A decisão implica que o governo americano considera o Cartel de Los Soles uma ameaça à segurança nacional, equiparando-o a grupos terroristas internacionais. O principal alvo dessa investida é o presidente da Venezuela, Nicolás Maduro, acusado de liderar o cartel e de promover a “violência terrorista” em todo o hemisfério.
“O [Cartel de los Soles] corrompeu as instituições governamentais da Venezuela e é responsável pela violência terrorista perpetrada por e em conjunto com outros”, publicou Rubio em sua conta na rede social X, evidenciando a gravidade das acusações.
Embora o Departamento do Tesouro já tenha imposto sanções financeiras ao cartel, a nova designação permite ações mais incisivas. A partir de agora, membros do Cartel de Los Soles podem ser proibidos de entrar nos EUA, e o apoio material à organização passa a ser considerado crime federal grave. Isso inclui o fornecimento de armas ou qualquer tipo de subsídio.
O governo americano alega que o Cartel de Los Soles opera a partir da Venezuela, com Maduro no comando, e que a presença militar dos EUA na região visa impedir o transporte de drogas. O Departamento de Estado emitiu uma nota reforçando o compromisso de combater o narcoterrorismo:
“Nem Maduro nem seus aliados representam o governo legítimo da Venezuela. O Cartel de los Soles, juntamente com outras FTOs designadas, incluindo o Tren de Aragua e o Cartel de Sinaloa, é responsável por atos de violência terrorista em todo o hemisfério, bem como pelo tráfico de drogas para os Estados Unidos e a Europa.”
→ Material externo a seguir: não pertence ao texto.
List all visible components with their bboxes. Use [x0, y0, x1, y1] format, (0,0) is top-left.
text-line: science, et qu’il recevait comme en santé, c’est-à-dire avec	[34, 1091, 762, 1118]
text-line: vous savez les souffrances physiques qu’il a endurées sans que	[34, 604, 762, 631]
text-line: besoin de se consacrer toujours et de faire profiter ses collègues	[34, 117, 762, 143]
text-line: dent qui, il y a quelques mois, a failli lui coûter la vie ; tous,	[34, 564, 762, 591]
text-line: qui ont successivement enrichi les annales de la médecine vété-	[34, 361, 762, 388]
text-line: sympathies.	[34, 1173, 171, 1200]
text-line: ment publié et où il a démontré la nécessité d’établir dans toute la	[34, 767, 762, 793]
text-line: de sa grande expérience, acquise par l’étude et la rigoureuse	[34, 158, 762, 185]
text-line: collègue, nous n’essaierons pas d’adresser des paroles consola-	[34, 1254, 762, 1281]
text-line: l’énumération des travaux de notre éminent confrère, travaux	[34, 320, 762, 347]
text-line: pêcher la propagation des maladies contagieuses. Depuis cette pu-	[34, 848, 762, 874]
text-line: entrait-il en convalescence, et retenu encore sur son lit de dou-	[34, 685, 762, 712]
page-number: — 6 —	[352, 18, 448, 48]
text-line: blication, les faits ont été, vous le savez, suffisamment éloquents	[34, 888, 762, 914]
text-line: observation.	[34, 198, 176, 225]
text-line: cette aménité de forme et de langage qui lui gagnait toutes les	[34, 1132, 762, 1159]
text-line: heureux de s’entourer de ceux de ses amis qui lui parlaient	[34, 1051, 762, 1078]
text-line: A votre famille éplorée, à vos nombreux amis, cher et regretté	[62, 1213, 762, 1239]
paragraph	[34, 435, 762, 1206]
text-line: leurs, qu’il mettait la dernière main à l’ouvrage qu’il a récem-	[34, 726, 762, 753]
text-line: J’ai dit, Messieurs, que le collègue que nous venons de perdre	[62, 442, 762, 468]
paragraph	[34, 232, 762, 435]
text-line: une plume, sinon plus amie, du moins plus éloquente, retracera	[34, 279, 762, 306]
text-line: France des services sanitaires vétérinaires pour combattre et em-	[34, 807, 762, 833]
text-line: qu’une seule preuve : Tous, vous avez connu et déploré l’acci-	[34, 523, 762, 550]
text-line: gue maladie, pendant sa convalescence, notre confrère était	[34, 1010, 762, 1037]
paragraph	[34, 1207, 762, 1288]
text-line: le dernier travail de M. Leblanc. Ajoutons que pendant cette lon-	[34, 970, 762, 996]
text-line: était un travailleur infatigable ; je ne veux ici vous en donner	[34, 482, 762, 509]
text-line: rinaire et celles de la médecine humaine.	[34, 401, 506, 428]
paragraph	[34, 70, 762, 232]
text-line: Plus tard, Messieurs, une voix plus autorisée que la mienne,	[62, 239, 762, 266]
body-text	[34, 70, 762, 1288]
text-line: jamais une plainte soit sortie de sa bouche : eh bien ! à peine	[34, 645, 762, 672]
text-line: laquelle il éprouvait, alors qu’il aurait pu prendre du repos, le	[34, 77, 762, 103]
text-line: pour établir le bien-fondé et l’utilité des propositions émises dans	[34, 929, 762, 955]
Maduro, por sua vez, nega veementemente qualquer envolvimento com o narcotráfico, acusando Donald Trump de disseminar uma narrativa falsa para justificar uma invasão da Venezuela. O governo venezuelano argumenta que o país não foi sequer mencionado no Relatório Mundial sobre Drogas de 2025 do Escritório das Nações Unidas sobre Drogas e Crime (UNODC), reforçando sua posição de “país livre de cultivos ilícitos”.